Aspects and applications of nonlocal Lorentz-violation

TL;DR

This paper investigates nonlocal, Lorentz-violating scalar theories that are ghost-free and unitary, proposing a low-scale nonlocal dark sector that could produce observable long-range forces and interact weakly with the standard model.

Contribution

It introduces a novel class of nonlocal, Lorentz-violating scalar theories that are both ghost-free and unitary, and models a dark sector communicating with the standard model through heavy fermions.

Findings

Theories are ghost-free and unitary in Minkowski space.

A framework for a nonlocal, Lorentz-violating dark sector interacting weakly with the standard model.

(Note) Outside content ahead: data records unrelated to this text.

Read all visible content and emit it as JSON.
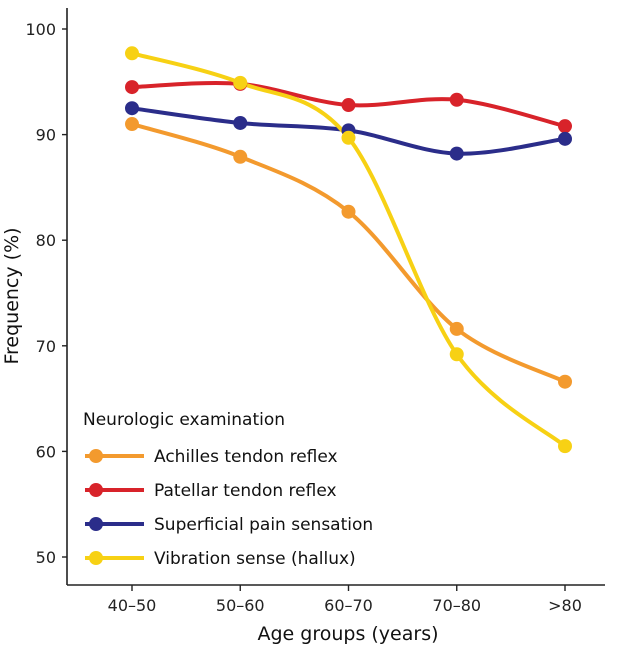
{
  "chart_data": {
    "type": "line",
    "title": "",
    "xlabel": "Age groups (years)",
    "ylabel": "Frequency (%)",
    "categories": [
      "40–50",
      "50–60",
      "60–70",
      "70–80",
      ">80"
    ],
    "ylim": [
      47,
      103
    ],
    "yticks": [
      50,
      60,
      70,
      80,
      90,
      100
    ],
    "grid": false,
    "legend": {
      "title": "Neurologic examination",
      "position": "bottom-left"
    },
    "series": [
      {
        "name": "Achilles tendon reflex",
        "color": "#F39A2E",
        "values": [
          91.0,
          87.9,
          82.7,
          71.6,
          66.6
        ]
      },
      {
        "name": "Patellar tendon reflex",
        "color": "#D8232A",
        "values": [
          94.5,
          94.8,
          92.8,
          93.3,
          90.8
        ]
      },
      {
        "name": "Superficial pain sensation",
        "color": "#2B2D8A",
        "values": [
          92.5,
          91.1,
          90.4,
          88.2,
          89.6
        ]
      },
      {
        "name": "Vibration sense (hallux)",
        "color": "#F7D114",
        "values": [
          97.7,
          94.9,
          89.7,
          69.2,
          60.5
        ]
      }
    ]
  }
}
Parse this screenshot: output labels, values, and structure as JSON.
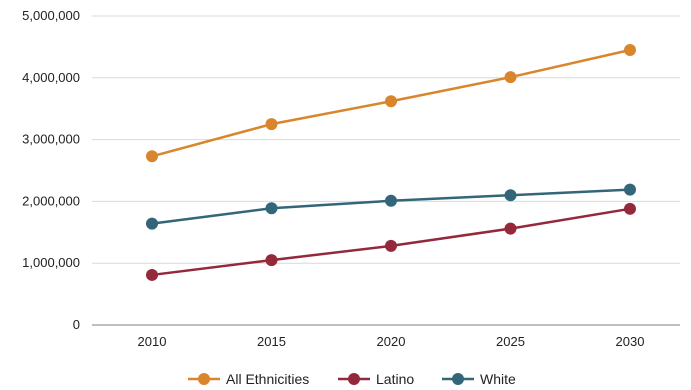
{
  "chart_data": {
    "type": "line",
    "title": "",
    "xlabel": "",
    "ylabel": "",
    "categories": [
      "2010",
      "2015",
      "2020",
      "2025",
      "2030"
    ],
    "ylim": [
      0,
      5000000
    ],
    "yticks": [
      0,
      1000000,
      2000000,
      3000000,
      4000000,
      5000000
    ],
    "ytick_labels": [
      "0",
      "1,000,000",
      "2,000,000",
      "3,000,000",
      "4,000,000",
      "5,000,000"
    ],
    "grid": true,
    "legend_position": "bottom",
    "series": [
      {
        "name": "All Ethnicities",
        "color": "#d9852c",
        "values": [
          2730000,
          3250000,
          3620000,
          4010000,
          4450000
        ]
      },
      {
        "name": "Latino",
        "color": "#93293a",
        "values": [
          810000,
          1050000,
          1280000,
          1560000,
          1880000
        ]
      },
      {
        "name": "White",
        "color": "#346679",
        "values": [
          1640000,
          1890000,
          2010000,
          2100000,
          2190000
        ]
      }
    ]
  }
}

Potential for observable long-range forces from the dark sector.

Abstract

We consider simple scalar theories with quadratic terms that are nonlocal and Lorentz violating. Unlike similar Lorentz-invariant nonlocal theories that we have considered previously, the theories studied here are both ghost-free and unitary as formulated in Minkowski space. We explore the possibility that the scale of nonlocality could be low in a dark sector, where the stringent constraints on the violation of Lorentz invariance may be accommodated via the weak coupling to the standard model. We point out that long-range forces may originate from such a sector and be distinguishable from more conventional beyond-the-standard model possibilities. We present a model in which a nonlocal, Lorentz-violating dark sector communicates with the standard model via a sector of heavy vector-like fermions, a concrete framework in which phenomenological constraints and signals can be investigated.